Regardless of whether an MDI with spacer or nebulizer is used, higher drug dosages are required, and the dosage should be titrated to achieve a fall in the peak-to-pause airway pressure gradient (Figure 60-7). When no measurable drop in airway resistance occurs, other causes of elevated airway resistance such as a kinked or plugged endotracheal tube should be excluded. Moreover, it may be reasonable to consider a drug holiday in patients who do not demonstrate a physiologic response to appropriately delivered medications.

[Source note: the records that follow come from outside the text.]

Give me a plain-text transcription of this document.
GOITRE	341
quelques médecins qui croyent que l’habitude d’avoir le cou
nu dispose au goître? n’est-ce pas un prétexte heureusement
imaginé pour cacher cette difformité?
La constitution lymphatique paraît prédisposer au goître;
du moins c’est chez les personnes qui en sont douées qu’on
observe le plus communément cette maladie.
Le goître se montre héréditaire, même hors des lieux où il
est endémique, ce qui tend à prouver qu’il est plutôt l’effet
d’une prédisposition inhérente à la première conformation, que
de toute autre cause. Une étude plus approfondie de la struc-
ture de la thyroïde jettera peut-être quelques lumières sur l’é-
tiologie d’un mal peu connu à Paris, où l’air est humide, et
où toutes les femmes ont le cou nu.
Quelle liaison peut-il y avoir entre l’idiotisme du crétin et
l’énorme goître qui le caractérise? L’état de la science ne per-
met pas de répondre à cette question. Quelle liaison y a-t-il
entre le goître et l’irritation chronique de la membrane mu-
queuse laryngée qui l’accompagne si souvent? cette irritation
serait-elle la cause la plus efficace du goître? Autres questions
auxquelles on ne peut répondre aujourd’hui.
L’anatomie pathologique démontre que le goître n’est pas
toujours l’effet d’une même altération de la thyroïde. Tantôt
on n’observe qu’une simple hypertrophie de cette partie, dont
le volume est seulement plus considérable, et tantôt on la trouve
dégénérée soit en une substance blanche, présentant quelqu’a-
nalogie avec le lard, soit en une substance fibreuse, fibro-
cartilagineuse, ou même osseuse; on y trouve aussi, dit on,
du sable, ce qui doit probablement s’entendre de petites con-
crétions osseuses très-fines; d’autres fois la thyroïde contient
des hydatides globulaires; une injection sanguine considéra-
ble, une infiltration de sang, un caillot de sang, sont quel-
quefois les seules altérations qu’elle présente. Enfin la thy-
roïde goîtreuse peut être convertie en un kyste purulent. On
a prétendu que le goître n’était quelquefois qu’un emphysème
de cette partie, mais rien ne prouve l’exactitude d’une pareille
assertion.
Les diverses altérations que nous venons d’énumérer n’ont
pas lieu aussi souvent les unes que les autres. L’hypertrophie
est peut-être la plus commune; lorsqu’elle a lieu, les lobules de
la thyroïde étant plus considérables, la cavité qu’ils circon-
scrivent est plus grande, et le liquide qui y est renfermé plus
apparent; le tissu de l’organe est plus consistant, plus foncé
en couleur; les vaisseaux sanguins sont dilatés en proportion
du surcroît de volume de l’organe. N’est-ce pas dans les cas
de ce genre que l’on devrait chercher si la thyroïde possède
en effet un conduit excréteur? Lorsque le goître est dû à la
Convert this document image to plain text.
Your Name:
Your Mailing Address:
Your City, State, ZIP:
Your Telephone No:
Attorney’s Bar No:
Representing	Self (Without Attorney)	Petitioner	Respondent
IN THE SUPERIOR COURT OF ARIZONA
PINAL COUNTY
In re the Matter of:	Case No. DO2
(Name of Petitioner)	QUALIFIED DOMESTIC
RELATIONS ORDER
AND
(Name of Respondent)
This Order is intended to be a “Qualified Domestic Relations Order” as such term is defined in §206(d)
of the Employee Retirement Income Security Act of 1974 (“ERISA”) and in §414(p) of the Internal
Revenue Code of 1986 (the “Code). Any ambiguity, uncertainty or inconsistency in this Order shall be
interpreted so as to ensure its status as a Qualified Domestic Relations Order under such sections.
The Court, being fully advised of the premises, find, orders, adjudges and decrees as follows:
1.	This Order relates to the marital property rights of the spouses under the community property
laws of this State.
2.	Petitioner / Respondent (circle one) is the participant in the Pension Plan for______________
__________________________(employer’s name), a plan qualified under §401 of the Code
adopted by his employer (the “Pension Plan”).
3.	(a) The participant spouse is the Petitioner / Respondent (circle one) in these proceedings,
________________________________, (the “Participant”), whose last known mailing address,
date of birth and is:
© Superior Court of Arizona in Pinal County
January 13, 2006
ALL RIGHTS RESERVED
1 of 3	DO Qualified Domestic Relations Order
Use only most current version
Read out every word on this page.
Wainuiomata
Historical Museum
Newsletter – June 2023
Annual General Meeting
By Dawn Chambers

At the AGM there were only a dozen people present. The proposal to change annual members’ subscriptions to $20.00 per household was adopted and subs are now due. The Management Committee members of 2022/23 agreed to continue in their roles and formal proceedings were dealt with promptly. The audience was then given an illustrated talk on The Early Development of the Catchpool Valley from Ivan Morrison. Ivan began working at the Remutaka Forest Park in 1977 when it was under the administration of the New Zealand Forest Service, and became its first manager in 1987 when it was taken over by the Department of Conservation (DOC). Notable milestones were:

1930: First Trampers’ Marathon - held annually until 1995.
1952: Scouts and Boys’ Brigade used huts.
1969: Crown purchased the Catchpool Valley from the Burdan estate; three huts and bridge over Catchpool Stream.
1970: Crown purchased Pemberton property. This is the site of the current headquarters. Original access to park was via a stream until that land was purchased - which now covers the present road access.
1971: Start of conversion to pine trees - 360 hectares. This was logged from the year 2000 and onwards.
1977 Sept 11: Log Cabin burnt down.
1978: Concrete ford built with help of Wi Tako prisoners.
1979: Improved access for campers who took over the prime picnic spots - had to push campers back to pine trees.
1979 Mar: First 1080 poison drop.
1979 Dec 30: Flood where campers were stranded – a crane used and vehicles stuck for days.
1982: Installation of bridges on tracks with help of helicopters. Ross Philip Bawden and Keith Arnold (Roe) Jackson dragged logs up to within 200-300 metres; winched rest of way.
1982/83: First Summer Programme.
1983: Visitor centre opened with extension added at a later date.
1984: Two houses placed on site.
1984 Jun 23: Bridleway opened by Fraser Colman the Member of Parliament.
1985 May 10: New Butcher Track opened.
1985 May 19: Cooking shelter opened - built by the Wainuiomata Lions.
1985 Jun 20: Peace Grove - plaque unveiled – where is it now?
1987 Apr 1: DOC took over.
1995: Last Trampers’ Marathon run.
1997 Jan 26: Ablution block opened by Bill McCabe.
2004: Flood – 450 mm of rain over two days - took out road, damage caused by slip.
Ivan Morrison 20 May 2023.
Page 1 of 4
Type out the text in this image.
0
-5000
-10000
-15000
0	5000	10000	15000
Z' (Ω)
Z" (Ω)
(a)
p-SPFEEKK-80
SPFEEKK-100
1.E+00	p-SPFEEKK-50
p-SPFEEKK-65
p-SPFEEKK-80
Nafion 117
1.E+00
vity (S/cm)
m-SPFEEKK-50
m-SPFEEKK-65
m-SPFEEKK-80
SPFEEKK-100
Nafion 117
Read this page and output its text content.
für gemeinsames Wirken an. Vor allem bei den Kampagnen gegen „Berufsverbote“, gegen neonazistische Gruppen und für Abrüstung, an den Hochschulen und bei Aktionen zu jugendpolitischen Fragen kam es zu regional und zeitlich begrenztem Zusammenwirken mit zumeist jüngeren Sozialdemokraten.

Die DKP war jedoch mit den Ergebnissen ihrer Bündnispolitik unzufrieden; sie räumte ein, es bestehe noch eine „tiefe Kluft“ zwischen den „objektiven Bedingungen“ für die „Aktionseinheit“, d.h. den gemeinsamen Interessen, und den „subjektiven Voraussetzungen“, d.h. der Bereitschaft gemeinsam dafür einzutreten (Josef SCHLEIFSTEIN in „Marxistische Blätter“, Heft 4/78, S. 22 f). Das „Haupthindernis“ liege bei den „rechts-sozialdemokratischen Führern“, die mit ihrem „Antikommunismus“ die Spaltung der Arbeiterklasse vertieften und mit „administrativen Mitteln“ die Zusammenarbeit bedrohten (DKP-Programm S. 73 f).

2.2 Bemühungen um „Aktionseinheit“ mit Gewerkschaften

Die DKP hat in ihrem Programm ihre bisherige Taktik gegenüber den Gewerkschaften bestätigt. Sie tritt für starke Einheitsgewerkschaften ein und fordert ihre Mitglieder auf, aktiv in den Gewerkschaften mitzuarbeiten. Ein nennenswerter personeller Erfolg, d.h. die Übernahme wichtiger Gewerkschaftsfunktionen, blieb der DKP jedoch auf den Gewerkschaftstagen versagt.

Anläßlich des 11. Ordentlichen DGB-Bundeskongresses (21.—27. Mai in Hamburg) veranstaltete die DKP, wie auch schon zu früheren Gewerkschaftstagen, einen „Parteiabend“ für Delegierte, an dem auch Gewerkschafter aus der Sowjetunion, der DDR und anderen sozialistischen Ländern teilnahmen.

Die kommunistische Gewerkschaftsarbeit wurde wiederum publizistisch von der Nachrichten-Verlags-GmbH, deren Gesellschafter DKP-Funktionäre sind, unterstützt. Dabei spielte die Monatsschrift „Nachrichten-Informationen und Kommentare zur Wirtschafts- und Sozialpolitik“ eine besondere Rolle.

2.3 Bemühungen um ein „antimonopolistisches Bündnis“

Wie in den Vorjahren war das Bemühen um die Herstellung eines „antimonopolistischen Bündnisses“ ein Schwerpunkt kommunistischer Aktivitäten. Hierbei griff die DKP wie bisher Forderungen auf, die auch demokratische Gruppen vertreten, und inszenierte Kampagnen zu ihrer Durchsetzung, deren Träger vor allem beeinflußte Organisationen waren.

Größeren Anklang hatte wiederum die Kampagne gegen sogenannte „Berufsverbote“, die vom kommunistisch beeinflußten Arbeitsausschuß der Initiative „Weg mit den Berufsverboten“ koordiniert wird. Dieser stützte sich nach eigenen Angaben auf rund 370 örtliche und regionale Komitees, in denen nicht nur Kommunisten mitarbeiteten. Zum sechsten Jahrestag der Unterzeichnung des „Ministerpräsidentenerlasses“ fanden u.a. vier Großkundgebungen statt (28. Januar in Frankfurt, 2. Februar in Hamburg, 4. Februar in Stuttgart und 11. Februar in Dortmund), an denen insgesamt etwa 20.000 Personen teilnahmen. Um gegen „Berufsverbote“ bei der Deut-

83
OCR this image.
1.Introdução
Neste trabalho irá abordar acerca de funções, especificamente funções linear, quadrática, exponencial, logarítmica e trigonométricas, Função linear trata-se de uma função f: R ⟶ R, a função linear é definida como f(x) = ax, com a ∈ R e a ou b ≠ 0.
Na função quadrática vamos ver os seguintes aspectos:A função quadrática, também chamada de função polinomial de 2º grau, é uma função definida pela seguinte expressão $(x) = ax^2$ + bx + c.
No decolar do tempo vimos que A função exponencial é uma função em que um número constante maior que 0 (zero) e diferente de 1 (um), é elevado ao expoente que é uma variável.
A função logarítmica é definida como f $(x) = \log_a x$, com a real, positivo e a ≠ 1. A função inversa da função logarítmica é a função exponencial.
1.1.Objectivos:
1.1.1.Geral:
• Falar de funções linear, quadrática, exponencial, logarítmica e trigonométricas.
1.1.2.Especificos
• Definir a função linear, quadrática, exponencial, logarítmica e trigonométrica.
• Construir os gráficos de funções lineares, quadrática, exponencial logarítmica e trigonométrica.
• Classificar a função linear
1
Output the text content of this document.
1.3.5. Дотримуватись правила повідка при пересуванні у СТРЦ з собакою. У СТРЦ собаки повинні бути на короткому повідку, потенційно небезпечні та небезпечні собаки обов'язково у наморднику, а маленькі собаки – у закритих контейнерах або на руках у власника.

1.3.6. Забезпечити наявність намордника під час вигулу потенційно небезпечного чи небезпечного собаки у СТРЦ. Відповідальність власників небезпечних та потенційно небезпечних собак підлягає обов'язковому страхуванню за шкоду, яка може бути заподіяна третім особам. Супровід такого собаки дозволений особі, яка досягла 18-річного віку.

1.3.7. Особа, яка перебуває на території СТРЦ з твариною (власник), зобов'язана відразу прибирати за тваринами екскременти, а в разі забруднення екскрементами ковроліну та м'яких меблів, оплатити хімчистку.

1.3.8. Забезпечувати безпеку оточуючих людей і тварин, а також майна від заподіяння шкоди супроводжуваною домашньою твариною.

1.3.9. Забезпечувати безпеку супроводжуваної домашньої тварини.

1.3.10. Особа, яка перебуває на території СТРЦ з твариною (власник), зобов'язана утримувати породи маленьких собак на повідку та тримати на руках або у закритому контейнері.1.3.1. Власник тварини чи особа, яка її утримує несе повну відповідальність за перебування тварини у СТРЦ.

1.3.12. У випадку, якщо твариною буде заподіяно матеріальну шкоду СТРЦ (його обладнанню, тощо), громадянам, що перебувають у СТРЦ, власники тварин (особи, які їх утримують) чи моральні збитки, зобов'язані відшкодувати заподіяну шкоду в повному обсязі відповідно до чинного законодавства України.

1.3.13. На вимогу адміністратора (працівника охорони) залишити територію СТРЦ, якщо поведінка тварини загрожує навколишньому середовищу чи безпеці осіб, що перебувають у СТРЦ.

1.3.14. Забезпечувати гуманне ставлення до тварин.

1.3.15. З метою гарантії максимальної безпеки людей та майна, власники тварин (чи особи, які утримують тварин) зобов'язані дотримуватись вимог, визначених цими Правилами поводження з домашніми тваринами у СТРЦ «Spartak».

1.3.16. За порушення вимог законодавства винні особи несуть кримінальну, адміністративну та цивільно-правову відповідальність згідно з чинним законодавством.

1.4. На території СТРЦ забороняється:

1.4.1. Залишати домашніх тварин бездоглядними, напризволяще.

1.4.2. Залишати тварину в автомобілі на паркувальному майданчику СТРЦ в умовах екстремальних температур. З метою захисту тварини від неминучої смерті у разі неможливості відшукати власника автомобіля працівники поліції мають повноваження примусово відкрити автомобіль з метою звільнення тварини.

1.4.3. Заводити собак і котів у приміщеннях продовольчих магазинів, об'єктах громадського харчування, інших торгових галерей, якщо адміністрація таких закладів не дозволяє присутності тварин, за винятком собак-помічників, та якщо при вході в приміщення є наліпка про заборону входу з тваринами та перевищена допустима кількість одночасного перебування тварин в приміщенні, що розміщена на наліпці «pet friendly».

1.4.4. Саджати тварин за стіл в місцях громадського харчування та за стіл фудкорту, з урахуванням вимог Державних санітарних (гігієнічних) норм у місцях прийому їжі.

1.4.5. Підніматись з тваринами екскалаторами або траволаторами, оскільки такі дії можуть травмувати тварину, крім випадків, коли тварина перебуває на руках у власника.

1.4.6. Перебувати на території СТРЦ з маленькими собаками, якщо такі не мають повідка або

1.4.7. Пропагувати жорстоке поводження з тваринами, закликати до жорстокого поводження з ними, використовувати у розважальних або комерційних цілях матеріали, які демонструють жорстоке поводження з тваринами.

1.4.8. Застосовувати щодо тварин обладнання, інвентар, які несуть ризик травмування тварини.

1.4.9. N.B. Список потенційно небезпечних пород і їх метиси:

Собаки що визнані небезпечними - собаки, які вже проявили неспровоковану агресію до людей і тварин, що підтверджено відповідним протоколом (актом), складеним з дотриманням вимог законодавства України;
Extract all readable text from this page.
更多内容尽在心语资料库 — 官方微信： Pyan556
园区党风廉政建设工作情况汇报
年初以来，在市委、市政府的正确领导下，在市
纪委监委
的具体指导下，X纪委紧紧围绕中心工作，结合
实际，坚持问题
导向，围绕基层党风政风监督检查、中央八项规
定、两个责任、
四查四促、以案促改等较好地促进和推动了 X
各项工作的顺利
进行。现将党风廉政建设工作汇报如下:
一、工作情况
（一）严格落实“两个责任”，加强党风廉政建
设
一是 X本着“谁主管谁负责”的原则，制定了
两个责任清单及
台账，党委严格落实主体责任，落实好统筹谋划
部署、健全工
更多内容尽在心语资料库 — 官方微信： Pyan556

Figure 60-7 Pressure-time tracings before and after successful administration of a bronchodilator. Note the drop in both airway resistive pressure and end-expiratory plateau pressure (Pplat), reflecting increased airway diameter and decreased lung inflation, respectively.

Other Considerations

Rarely, the management strategies discussed are unable to stabilize the patient on the ventilator. In these situations, general anesthetic bronchodilators such has halothane, isoflurane, and enflurane may reduce peak pressures and PaCO₂. These agents are associated with hypotension and arrhythmias, and their benefits are short lived. Heliox delivered through the ventilator circuit may also decrease peak pressure and PaCO₂. However, safe use of heliox requires significant institutional expertise and planning, which includes recalibration of gas density–dependent flow meters to low-density gas and the use of a spirometer to measure tidal volume.

Extubation

Weaning and extubation criteria have not been validated for patients with acute asthma. One approach is to perform a spontaneous breathing trial once (1) PaCO₂ normalizes without significant hyperinflation, (2) airway resistance is less than 20 cm H₂O/L/sec, (3) the patient is awake or easily arousable, (4) oxygen requirements are not excessive, (5) PEEP is ≤ 5 cm H₂O, (6) the patient is hemodynamically stable, and (7) secretions are not excessive. Patients with labile asthma may meet these criteria quickly after intubation; more commonly, 24 to 48 hours of treatment are required. After extubation, observation in an ICU is recommended for an additional 12 to 24 hours. During this time, the focus can switch to safe transfer to the ward and outpatient management.